= Greek units of measurement =

Traditional units of measurement used in modern Greece

Traditional Greek units of measurement were standardized and used in modern Greece before and alongside the adoption of the metric system in 1836. Metric units were finally made legally compulsory in 1922.

==Units used before the metric system==

===Length===
One piki varied from 0.640 m to 0.670 m.

1 pic was equal to 1 piki.

The small piki of Constantinople (also known as the endeze) was equal to 0.648 m

The large piki of Constantinople (also known as the arsin) was equal to 0.669 m

A masonry piki (also known as the meimar zire) was equal to 0.750 m.

Two types of piki were used to measure cloth. The measurement for silks was equal to 25 inches, and for linen and woolens it was equal to 27 inches. The piki was sometimes regarded as equal to a metre and a kilometre was called a stadion.

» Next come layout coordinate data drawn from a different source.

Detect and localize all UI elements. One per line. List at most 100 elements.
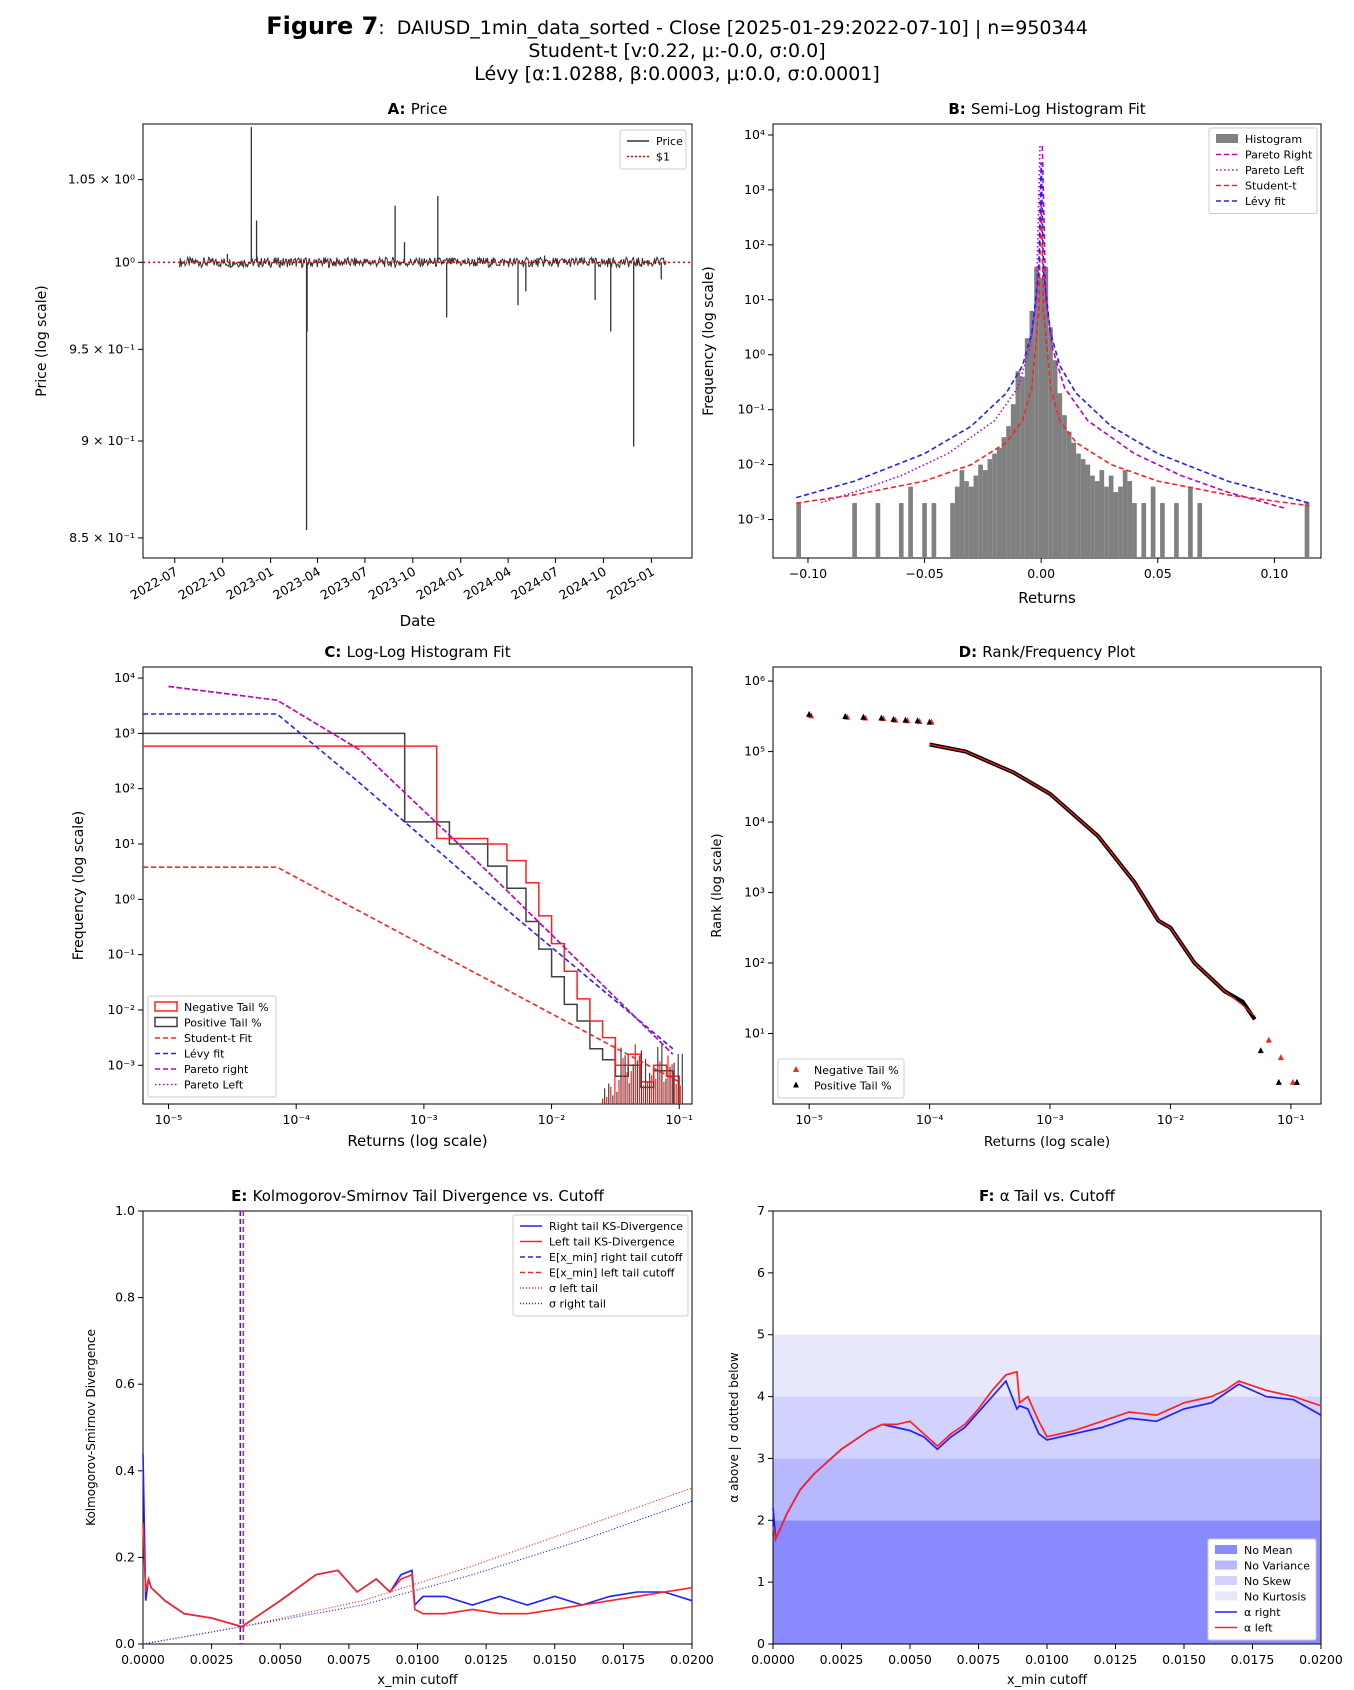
- legend-box: [619, 129, 687, 170]
- legend-box: [1208, 127, 1318, 214]
- y-tick-label: 10²: [744, 237, 765, 252]
- x-axis-label: Date: [400, 612, 436, 630]
- x-tick-label: 2023-07: [318, 564, 371, 603]
- x-tick-label: 10⁻²: [1157, 1112, 1185, 1127]
- histogram-bar: [1034, 266, 1039, 558]
- rank-marker-positive: [1293, 1078, 1300, 1085]
- x-tick-label: 0.10: [1260, 566, 1288, 581]
- legend-label: E[x_min] left tail cutoff: [549, 1267, 675, 1280]
- plot-frame: [142, 123, 693, 559]
- y-tick-label: 10⁶: [744, 673, 765, 688]
- legend-label: Student-t: [1245, 180, 1297, 193]
- histogram-bar: [1057, 393, 1063, 558]
- legend-swatch: [1216, 134, 1238, 143]
- panel-title: C: Log-Log Histogram Fit: [324, 643, 510, 661]
- histogram-bar: [1104, 486, 1109, 558]
- panel-title: D: Rank/Frequency Plot: [959, 643, 1136, 661]
- x-tick-label: −0.05: [905, 566, 943, 581]
- panel-title-text: Kolmogorov-Smirnov Tail Divergence vs. C…: [253, 1187, 605, 1205]
- y-tick-label: 10⁻²: [737, 457, 765, 472]
- x-tick-label: 10⁻³: [1036, 1112, 1064, 1127]
- y-tick-label: 9 × 10⁻¹: [81, 433, 135, 448]
- x-tick-label: 0.0150: [1162, 1652, 1206, 1667]
- legend-label: Positive Tail %: [814, 1080, 892, 1093]
- histogram-bar: [1122, 470, 1128, 558]
- panel-e-ks: E: Kolmogorov-Smirnov Tail Divergence vs…: [84, 1187, 714, 1688]
- histogram-bar: [898, 503, 904, 558]
- histogram-bar: [982, 470, 988, 558]
- y-tick-label: 7: [757, 1203, 765, 1218]
- histogram-bar: [875, 503, 881, 558]
- x-tick-label: 2024-10: [556, 564, 609, 603]
- x-tick-label: 0.00: [1027, 566, 1055, 581]
- x-tick-label: 2022-07: [128, 564, 181, 603]
- x-tick-label: 2024-07: [508, 564, 561, 603]
- y-tick-label: 8.5 × 10⁻¹: [69, 530, 135, 545]
- y-tick-label: 10⁰: [114, 254, 135, 269]
- y-tick-label: 9.5 × 10⁻¹: [69, 341, 135, 356]
- histogram-bar: [1094, 481, 1100, 558]
- rank-marker-positive: [890, 715, 897, 722]
- legend-box: [147, 995, 277, 1098]
- legend-label: Histogram: [1245, 133, 1302, 146]
- histogram-bar: [1080, 459, 1086, 558]
- alpha-left-line: [772, 1370, 1322, 1542]
- figure-title: DAIUSD_1min_data_sorted - Close [2025-01…: [396, 17, 1088, 39]
- x-tick-label: 0.0100: [1025, 1652, 1069, 1667]
- y-tick-label: 10⁻²: [107, 1002, 135, 1017]
- x-axis-label: Returns (log scale): [984, 1134, 1110, 1150]
- panel-d-rank: D: Rank/Frequency Plot 10⁻⁵ 10⁻⁴ 10⁻³ 10⁻² 10…: [710, 643, 1322, 1150]
- figure-label: Figure 7: [266, 12, 379, 40]
- y-axis-label: Price (log scale): [34, 285, 50, 396]
- x-tick-label: 10⁻¹: [665, 1112, 693, 1127]
- histogram-bar: [852, 503, 857, 558]
- x-axis-label: x_min cutoff: [1007, 1673, 1088, 1688]
- histogram-bar: [1038, 277, 1044, 558]
- rank-marker-positive: [842, 713, 849, 720]
- y-tick-label: 10⁻³: [737, 512, 765, 527]
- y-tick-label: 10³: [114, 725, 135, 740]
- y-tick-label: 6: [757, 1265, 765, 1280]
- legend-swatch: [793, 1066, 799, 1072]
- y-axis-label: α above | σ dotted below: [727, 1352, 741, 1502]
- histogram-bar: [978, 464, 983, 558]
- histogram-bar: [1090, 475, 1095, 558]
- negative-tail-step: [143, 745, 680, 1104]
- x-tick-label: 0.0175: [602, 1652, 646, 1667]
- x-tick-label: 0.0100: [396, 1652, 440, 1667]
- legend-label: Right tail KS-Divergence: [549, 1220, 683, 1233]
- x-tick-label: 0.05: [1144, 566, 1172, 581]
- rank-marker-negative: [1277, 1054, 1284, 1061]
- histogram-bar: [1024, 338, 1030, 558]
- y-tick-label: 10⁴: [744, 127, 765, 142]
- x-tick-label: 10⁻⁵: [795, 1112, 823, 1127]
- fit-line-student-t-fit: [143, 866, 680, 1083]
- rank-marker-positive: [878, 714, 885, 721]
- y-tick-label: 1.05 × 10⁰: [68, 172, 135, 187]
- rank-marker-positive: [806, 710, 813, 717]
- legend-box: [512, 1214, 689, 1317]
- panel-title: A: Price: [388, 100, 448, 118]
- figure-subtitle-student: Student-t [v:0.22, μ:-0.0, σ:0.0]: [528, 40, 826, 62]
- plot-frame: [772, 666, 1322, 1105]
- histogram-bar: [1132, 503, 1137, 558]
- legend-box: [777, 1058, 905, 1099]
- panel-title: B: Semi-Log Histogram Fit: [948, 100, 1145, 118]
- legend-label: σ left tail: [549, 1282, 598, 1295]
- x-tick-label: 10⁻³: [410, 1112, 438, 1127]
- panel-title: F: α Tail vs. Cutoff: [979, 1187, 1116, 1205]
- y-tick-label: 10³: [744, 182, 765, 197]
- y-tick-label: 0.4: [115, 1463, 135, 1478]
- histogram-bar: [950, 503, 955, 558]
- y-tick-label: 10⁰: [114, 891, 135, 906]
- histogram-bar: [987, 459, 993, 558]
- legend-swatch: [1215, 1591, 1237, 1601]
- left-tail-ks-line: [142, 1522, 693, 1628]
- panel-title-text: Price: [411, 100, 448, 118]
- legend-label: Left tail KS-Divergence: [549, 1236, 675, 1249]
- histogram-bar: [1076, 453, 1081, 558]
- rank-marker-positive: [860, 713, 867, 720]
- x-tick-label: 2024-01: [413, 564, 466, 603]
- legend-swatch: [1215, 1576, 1237, 1585]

The metre was introduced in a royal decree of 1836, and was originally subdivided in 10 palms, 100 digits and 1000 lines.
===Mass===
Units used to measure mass were:

1 dramme = 3.2 g

1 livre (also known as a pound) (Venetian) = 450 g

1 mina = 1.5 kg

1 royal mine 1.5 kg

1 oka = 0.85331 royal mine = 1.280 kg =

1 stater = 56.32 kg

1 talanton = 150 kg.

One cantaro was equal to 44 oke, but the value varied from 112 to 128 lb depending on locality. One tseki was 176 oka in Istanbul and 136 oka in Thessaloniki.
===Area===

One stremma was equal to 1000 m^{2}. The hectare varied from 900 - 2500 m^{2} depending on region.

===Capacity===

Units used to measure capacity include:

1 oka = 1.333 to 1.340 litres

1 baril = 74.236 litres.

A staro was equal to 3 bachels, and was also equal to 2.54835 bushels.